Erste Schritte zur vorwissenschaftlichen Arbeit im Nationalpark Hohe Tauern - 04/12

Schülerinnen und Schüler der 6A und 6C nahmen vom 19. bis 20. April 2012 am Seminar "Der Nationalpark Hohe Tauern als Lernfeld für vorwissenschaftliches Arbeiten"  im BIOS Nationalparkzentrum in Mallnitz teil. Bei dieser Veranstaltung haben die Schüler/innen einen Einblick in wissenschaftliches Arbeiten bekommen und sie lernten Forschungsprojekte im Nationalpark kennen.

Die Schüler/innen lauschen gespannt dem Vortrag von Dr. Jungmeier.


Gleich zu Beginn gab Dr. Michael Jungmeier vom Institut E.C.O. in Klagenfurt eine spannende Einführung in die Grundlagen des wissenschaftlichen Arbeitens. Dr. Jungmeier ist ein erfolgreicher und weltweit in Schutzgebieten tätiger Wissenschaftler. Den Grundstein für seine wissenschaftliche Karriere hat Jungmeier im Nationalpark Hohe Tauern vor mehr als 25 Jahren gesetzt. Sein Erfolgsgeheimnis ist die Neugierde, mit der er "die Dinge"  betrachtet und beobachtet.

Die Schüler/innen haben im Seminar die Unterschiede zwischen Wissenschaft, Religion, Kunst und Handwerk erarbeitet. So bekamen sie schließlich einen guten Einblick in die wesentlichen Merkmale des wissenschaftlichen Arbeitens.

In Gruppen arbeiten die Schüler/innen an ihren
Präsentationen und Fragestellungen.


Für eine weitere Übung hat Dr. Jungmeier ein hölzernes Wurfholz für die Gazellenjagd aus der Kalahari mitgebracht. Die Schüler/innen diskutierten, welche Fragen man sich bei der Betrachtung dieses einfachen Jagdwerkzeuges stellen könne und welche Forschungsdisziplinen zur Beantwortung dieser Fragen notwendig seien. Es entwickelte sich eine lebhafte Diskussion und am Ende waren alle erstaunt, wie viele wissenschaftliche Themen und Disziplinen ein scheinbar einfaches Holzstück  beschäftigen könnte.

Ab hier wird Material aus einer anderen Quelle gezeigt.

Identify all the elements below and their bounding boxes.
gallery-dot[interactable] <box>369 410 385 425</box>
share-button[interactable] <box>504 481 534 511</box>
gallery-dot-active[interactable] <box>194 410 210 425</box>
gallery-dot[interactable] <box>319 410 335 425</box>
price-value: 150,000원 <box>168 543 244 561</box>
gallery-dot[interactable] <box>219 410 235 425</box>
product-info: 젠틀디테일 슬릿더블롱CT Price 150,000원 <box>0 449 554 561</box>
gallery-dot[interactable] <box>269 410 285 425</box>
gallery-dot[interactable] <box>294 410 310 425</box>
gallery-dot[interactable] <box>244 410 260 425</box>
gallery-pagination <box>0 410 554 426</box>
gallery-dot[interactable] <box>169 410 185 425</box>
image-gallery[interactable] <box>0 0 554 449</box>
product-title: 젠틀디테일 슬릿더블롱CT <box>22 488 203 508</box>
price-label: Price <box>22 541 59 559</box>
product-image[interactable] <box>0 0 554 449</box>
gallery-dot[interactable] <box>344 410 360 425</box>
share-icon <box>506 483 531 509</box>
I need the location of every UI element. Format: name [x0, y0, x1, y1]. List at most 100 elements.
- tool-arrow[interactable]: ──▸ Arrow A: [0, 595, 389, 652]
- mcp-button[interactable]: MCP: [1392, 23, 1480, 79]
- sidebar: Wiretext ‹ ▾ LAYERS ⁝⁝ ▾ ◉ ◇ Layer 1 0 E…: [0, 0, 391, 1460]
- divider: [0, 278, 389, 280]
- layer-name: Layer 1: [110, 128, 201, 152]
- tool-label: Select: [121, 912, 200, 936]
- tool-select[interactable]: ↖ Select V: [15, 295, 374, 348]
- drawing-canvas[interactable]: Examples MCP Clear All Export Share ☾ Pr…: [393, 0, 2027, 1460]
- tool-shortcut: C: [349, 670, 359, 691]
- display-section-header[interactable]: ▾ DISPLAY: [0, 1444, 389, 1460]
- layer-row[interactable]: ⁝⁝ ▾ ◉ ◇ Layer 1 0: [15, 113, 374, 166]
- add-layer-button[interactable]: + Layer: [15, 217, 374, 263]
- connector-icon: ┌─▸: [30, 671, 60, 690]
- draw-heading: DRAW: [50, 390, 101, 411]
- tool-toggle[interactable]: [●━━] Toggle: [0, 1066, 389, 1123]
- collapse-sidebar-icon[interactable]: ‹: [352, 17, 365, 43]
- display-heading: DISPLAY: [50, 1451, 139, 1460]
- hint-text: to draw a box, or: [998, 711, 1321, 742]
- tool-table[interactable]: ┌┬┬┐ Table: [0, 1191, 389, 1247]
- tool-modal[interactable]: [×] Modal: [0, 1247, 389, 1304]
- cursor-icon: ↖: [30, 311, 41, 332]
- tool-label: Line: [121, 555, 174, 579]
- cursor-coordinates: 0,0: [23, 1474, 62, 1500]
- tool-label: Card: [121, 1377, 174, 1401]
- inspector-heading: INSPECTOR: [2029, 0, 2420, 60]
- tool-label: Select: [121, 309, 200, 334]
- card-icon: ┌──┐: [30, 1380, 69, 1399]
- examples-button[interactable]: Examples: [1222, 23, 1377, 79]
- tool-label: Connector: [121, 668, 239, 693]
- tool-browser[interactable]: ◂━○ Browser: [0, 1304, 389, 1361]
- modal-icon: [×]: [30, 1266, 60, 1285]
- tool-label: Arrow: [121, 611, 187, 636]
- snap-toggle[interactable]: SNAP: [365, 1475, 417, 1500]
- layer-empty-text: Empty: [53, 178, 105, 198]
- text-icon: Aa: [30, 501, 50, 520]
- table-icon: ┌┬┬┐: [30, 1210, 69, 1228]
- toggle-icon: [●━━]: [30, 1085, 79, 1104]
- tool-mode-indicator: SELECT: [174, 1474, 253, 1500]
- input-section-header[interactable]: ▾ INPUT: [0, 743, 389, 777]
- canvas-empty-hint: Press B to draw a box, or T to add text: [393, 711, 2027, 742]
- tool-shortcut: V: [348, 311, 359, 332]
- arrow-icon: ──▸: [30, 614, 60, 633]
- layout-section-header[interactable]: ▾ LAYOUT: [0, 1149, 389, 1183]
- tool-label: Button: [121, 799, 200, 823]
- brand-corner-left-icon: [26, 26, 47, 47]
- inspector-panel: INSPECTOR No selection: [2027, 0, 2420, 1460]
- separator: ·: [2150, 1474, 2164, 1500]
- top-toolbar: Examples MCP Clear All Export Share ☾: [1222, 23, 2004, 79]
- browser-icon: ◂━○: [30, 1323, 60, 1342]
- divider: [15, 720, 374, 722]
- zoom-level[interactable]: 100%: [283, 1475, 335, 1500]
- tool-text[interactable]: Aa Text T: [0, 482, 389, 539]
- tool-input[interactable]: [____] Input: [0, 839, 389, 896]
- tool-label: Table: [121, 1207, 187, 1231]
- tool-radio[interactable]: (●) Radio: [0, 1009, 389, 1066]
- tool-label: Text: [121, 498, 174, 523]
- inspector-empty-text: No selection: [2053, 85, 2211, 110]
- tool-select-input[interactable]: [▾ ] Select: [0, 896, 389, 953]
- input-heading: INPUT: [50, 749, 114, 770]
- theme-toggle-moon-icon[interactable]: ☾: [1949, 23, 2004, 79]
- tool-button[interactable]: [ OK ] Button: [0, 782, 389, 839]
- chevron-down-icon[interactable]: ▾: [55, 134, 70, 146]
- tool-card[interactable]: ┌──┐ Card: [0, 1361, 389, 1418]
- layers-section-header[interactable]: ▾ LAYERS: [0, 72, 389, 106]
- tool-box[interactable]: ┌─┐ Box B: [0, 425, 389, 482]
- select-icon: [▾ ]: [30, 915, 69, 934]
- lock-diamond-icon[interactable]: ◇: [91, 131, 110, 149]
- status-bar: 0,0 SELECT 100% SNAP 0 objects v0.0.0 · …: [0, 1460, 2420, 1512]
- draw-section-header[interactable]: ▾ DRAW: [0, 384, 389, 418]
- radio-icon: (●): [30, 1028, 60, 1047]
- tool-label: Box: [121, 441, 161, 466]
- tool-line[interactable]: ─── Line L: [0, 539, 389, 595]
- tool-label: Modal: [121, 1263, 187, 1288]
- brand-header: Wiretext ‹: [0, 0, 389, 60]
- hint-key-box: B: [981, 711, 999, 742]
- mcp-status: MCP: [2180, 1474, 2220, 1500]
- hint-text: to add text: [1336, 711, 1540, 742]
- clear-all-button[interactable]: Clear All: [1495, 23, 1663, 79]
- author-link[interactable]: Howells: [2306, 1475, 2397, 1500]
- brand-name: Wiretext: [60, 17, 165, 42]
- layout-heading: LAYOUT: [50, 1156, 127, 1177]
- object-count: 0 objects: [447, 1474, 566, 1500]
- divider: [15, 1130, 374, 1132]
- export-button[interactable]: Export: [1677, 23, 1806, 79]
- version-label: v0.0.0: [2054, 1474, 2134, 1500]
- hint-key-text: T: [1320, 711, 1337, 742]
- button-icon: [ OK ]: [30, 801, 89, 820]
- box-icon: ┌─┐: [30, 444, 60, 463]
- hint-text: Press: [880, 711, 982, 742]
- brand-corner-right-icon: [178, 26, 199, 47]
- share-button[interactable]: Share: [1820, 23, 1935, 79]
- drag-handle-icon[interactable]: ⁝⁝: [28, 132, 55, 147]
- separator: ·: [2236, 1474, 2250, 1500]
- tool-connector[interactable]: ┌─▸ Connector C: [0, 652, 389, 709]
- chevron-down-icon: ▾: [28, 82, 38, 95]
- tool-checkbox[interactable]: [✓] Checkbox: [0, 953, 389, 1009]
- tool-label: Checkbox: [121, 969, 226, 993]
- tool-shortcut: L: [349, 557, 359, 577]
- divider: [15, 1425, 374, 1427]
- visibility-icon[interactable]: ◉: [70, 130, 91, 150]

Bei seinem Vortrag hat Klaus Eisank (Leiter des Wildtiermanagements) den Schüler/innen einen Überblick zu den Forschungsprojekten des Nationalparks Hohe Tauern gegeben. Bei den Exkursionen konnten die Schüler/innen mehr über den Nationalpark erfahren. Dabei hat jede Gruppe die Exkursion aus der Sicht einer speziellen Wissenschaft betrachtet. Den Schüler/innen wurden verschiedene "Brillen" aufgesetzt: Es gab eine Gruppe von Germanisten, eine von Physikern, von Biologen, von Historikern etc. Durch diese "Brillen" blickend, haben die Schüler/innen Forschungsfragen zu den einzelnen Exkursionen formuliert.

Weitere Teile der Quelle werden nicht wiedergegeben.